The equity market's latest push higher, meantime, did not waver materially as the afternoon got under way and we moved toward the 2:00 release of the aforementioned Beige Book. The market, in fact, strengthened moderately from the noon hour, with the Dow climbing to a gain just north of 160 points as the Beige Book was released, while IBM made its best showing since 2009. Still, save for IBM, most of the Dow-30 moved little in either direction. The market then steadied after the 2:00 PM release, apparently because the news was reassuring, with all 12 Federal Reserve Districts reporting increased economic activity    

The stock market then added incrementally to its gains as we moved into the homestretch, with the Dow, in particular, showing its muscle, as its afternoon increase surpassed 170 points for a spell late in the day. More modest strength was shown by the other averages, as advancing stocks pulled nicely ahead of declining issues as the session wound down. Not all the news was uplifting, however, as the energy, basic materials, and telecom groups all struggled. In all, gaining stocks maintained their modest lead as the day concluded, as the Dow retained its strength, closing up by 160 points.  
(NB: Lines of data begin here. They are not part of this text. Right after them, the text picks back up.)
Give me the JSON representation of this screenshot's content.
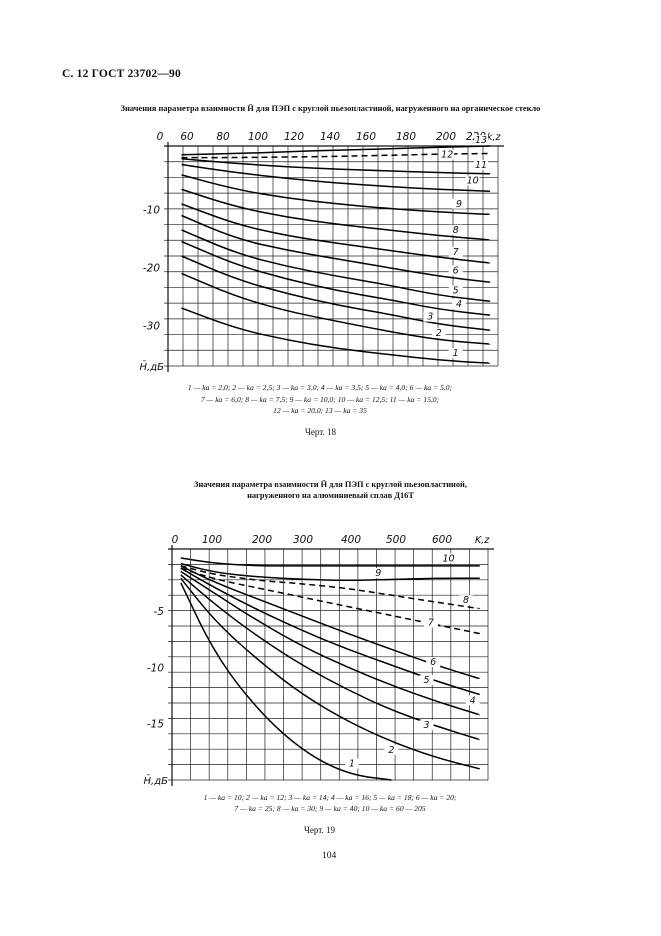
{
  "page": {
    "header": "С. 12 ГОСТ 23702—90",
    "page_number": "104"
  },
  "chart_data": [
    {
      "type": "line",
      "title": "Значения параметра взаимности H̄ для ПЭП с круглой пьезопластиной, нагруженного на органическое стекло",
      "xlabel": "k,z",
      "ylabel": "H̄,дБ",
      "xlim": [
        40,
        235
      ],
      "ylim": [
        -37,
        1
      ],
      "x_ticks": [
        "0",
        "60",
        "80",
        "100",
        "120",
        "140",
        "160",
        "180",
        "200",
        "220"
      ],
      "y_ticks": [
        "-10",
        "-20",
        "-30"
      ],
      "y_tick_values": [
        -10,
        -20,
        -30
      ],
      "grid": true,
      "series": [
        {
          "name": "13",
          "dash": "solid",
          "x": [
            48,
            80,
            110,
            140,
            170,
            200,
            230
          ],
          "y": [
            -0.5,
            -0.3,
            0.0,
            0.3,
            0.5,
            0.8,
            1.0
          ]
        },
        {
          "name": "12",
          "dash": "dashed",
          "x": [
            48,
            80,
            110,
            140,
            170,
            200,
            230
          ],
          "y": [
            -1.0,
            -1.0,
            -0.9,
            -0.8,
            -0.6,
            -0.4,
            -0.3
          ]
        },
        {
          "name": "11",
          "dash": "solid",
          "x": [
            48,
            80,
            110,
            140,
            170,
            200,
            230
          ],
          "y": [
            -1.2,
            -2.0,
            -2.6,
            -3.0,
            -3.3,
            -3.6,
            -3.8
          ]
        },
        {
          "name": "10",
          "dash": "solid",
          "x": [
            48,
            80,
            110,
            140,
            170,
            200,
            230
          ],
          "y": [
            -2.2,
            -3.6,
            -4.6,
            -5.4,
            -6.0,
            -6.5,
            -6.8
          ]
        },
        {
          "name": "9",
          "dash": "solid",
          "x": [
            48,
            80,
            110,
            140,
            170,
            200,
            230
          ],
          "y": [
            -4.0,
            -6.5,
            -8.0,
            -9.0,
            -9.8,
            -10.4,
            -10.8
          ]
        },
        {
          "name": "8",
          "dash": "solid",
          "x": [
            48,
            80,
            110,
            140,
            170,
            200,
            230
          ],
          "y": [
            -6.5,
            -9.5,
            -11.3,
            -12.5,
            -13.5,
            -14.5,
            -15.2
          ]
        },
        {
          "name": "7",
          "dash": "solid",
          "x": [
            48,
            80,
            110,
            140,
            170,
            200,
            230
          ],
          "y": [
            -9.0,
            -12.5,
            -14.5,
            -15.8,
            -17.0,
            -18.2,
            -19.2
          ]
        },
        {
          "name": "6",
          "dash": "solid",
          "x": [
            48,
            80,
            110,
            140,
            170,
            200,
            230
          ],
          "y": [
            -11.0,
            -15.0,
            -17.0,
            -18.5,
            -20.0,
            -21.5,
            -22.5
          ]
        },
        {
          "name": "5",
          "dash": "solid",
          "x": [
            48,
            80,
            110,
            140,
            170,
            200,
            230
          ],
          "y": [
            -13.5,
            -17.5,
            -19.8,
            -21.5,
            -23.0,
            -24.8,
            -25.8
          ]
        },
        {
          "name": "4",
          "dash": "solid",
          "x": [
            48,
            80,
            110,
            140,
            170,
            200,
            230
          ],
          "y": [
            -15.5,
            -19.5,
            -22.0,
            -24.0,
            -25.5,
            -27.2,
            -28.2
          ]
        },
        {
          "name": "3",
          "dash": "solid",
          "x": [
            48,
            80,
            110,
            140,
            170,
            200,
            230
          ],
          "y": [
            -18.0,
            -22.0,
            -24.5,
            -26.5,
            -28.0,
            -29.8,
            -30.8
          ]
        },
        {
          "name": "2",
          "dash": "solid",
          "x": [
            48,
            80,
            110,
            140,
            170,
            200,
            230
          ],
          "y": [
            -21.0,
            -25.0,
            -27.5,
            -29.3,
            -31.0,
            -32.5,
            -33.2
          ]
        },
        {
          "name": "1",
          "dash": "solid",
          "x": [
            48,
            80,
            110,
            140,
            170,
            200,
            230
          ],
          "y": [
            -27.0,
            -30.5,
            -32.5,
            -34.0,
            -35.0,
            -36.0,
            -36.5
          ]
        }
      ],
      "legend": [
        "1 — ka = 2,0;   2 — ka = 2,5;   3 — ka = 3,0;   4 — ka = 3,5;   5 — ka = 4,0;   6 — ka = 5,0;",
        "7 — ka = 6,0;   8 — ka = 7,5;   9 — ka = 10,0;   10 — ka = 12,5;   11 — ka = 15,0;",
        "12 — ka = 20,0;   13 — ka = 35"
      ],
      "caption": "Черт. 18"
    },
    {
      "type": "line",
      "title_line1": "Значения параметра взаимности H̄ для ПЭП с круглой пьезопластиной,",
      "title_line2": "нагруженного на алюминиевый сплав Д16Т",
      "xlabel": "K,z",
      "ylabel": "H̄,дБ",
      "xlim": [
        0,
        720
      ],
      "ylim": [
        -20,
        0.5
      ],
      "x_ticks": [
        "0",
        "100",
        "200",
        "300",
        "400",
        "500",
        "600"
      ],
      "y_ticks": [
        "-5",
        "-10",
        "-15"
      ],
      "y_tick_values": [
        -5,
        -10,
        -15
      ],
      "grid": true,
      "series": [
        {
          "name": "10",
          "dash": "solid",
          "x": [
            20,
            100,
            200,
            300,
            400,
            500,
            600,
            700
          ],
          "y": [
            -0.3,
            -0.8,
            -1.0,
            -1.0,
            -1.0,
            -1.0,
            -1.0,
            -1.0
          ]
        },
        {
          "name": "9",
          "dash": "solid",
          "x": [
            20,
            100,
            200,
            300,
            400,
            500,
            600,
            700
          ],
          "y": [
            -0.8,
            -1.6,
            -2.0,
            -2.2,
            -2.3,
            -2.2,
            -2.1,
            -2.1
          ]
        },
        {
          "name": "8",
          "dash": "dashed",
          "x": [
            20,
            100,
            200,
            300,
            400,
            500,
            600,
            700
          ],
          "y": [
            -1.0,
            -1.8,
            -2.3,
            -2.6,
            -3.0,
            -3.6,
            -4.2,
            -4.8
          ]
        },
        {
          "name": "7",
          "dash": "dashed",
          "x": [
            20,
            100,
            200,
            300,
            400,
            500,
            600,
            700
          ],
          "y": [
            -1.2,
            -2.2,
            -3.0,
            -3.8,
            -4.6,
            -5.4,
            -6.2,
            -7.0
          ]
        },
        {
          "name": "6",
          "dash": "solid",
          "x": [
            20,
            100,
            200,
            300,
            400,
            500,
            600,
            700
          ],
          "y": [
            -1.0,
            -2.5,
            -4.0,
            -5.5,
            -7.0,
            -8.4,
            -9.8,
            -11.0
          ]
        },
        {
          "name": "5",
          "dash": "solid",
          "x": [
            20,
            100,
            200,
            300,
            400,
            500,
            600,
            700
          ],
          "y": [
            -1.2,
            -3.0,
            -5.0,
            -6.8,
            -8.4,
            -9.8,
            -11.2,
            -12.4
          ]
        },
        {
          "name": "4",
          "dash": "solid",
          "x": [
            20,
            100,
            200,
            300,
            400,
            500,
            600,
            700
          ],
          "y": [
            -1.5,
            -3.5,
            -6.0,
            -8.2,
            -10.0,
            -11.6,
            -13.0,
            -14.2
          ]
        },
        {
          "name": "3",
          "dash": "solid",
          "x": [
            20,
            100,
            200,
            300,
            400,
            500,
            600,
            700
          ],
          "y": [
            -1.8,
            -4.5,
            -7.4,
            -9.9,
            -12.0,
            -13.8,
            -15.2,
            -16.4
          ]
        },
        {
          "name": "2",
          "dash": "solid",
          "x": [
            20,
            100,
            200,
            300,
            400,
            500,
            600,
            700
          ],
          "y": [
            -2.1,
            -6.0,
            -9.5,
            -12.5,
            -14.8,
            -16.6,
            -18.0,
            -19.0
          ]
        },
        {
          "name": "1",
          "dash": "solid",
          "x": [
            20,
            100,
            200,
            300,
            400,
            500
          ],
          "y": [
            -2.5,
            -9.0,
            -14.0,
            -17.5,
            -19.5,
            -20.0
          ]
        }
      ],
      "legend": [
        "1 — ka = 10;   2 — ka = 12;   3 — ka = 14;   4 — ka = 16;   5 — ka = 18;   6 — ka = 20;",
        "7 — ka = 25;   8 — ka = 30;   9 — ka = 40;   10 — ka = 60 — 205"
      ],
      "caption": "Черт. 19"
    }
  ]
}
Now, a new day gets going, and for some clues as to whether the recent formidable advance on Wall Street will continue, we check in with the markets in Asia, where the principal indexes were trading in mixed fashion in overnight dealings. In Europe, meantime, the major bourses are heading lower on concerns about Catalonia. Elsewhere, oil is off more than 1%; Treasury yields, up to 2.34% on the 10-year note late yesterday are easing some in early action. As to our equity market, on a day that will feature a slew of additional profit reports and data on sales of existing homes, the early read is notably lower on expectations of some upcoming profit taking.

— Harvey S. Katz, CFA

At the time of this article’s writing, the author did not have positions in any of the companies mentioned.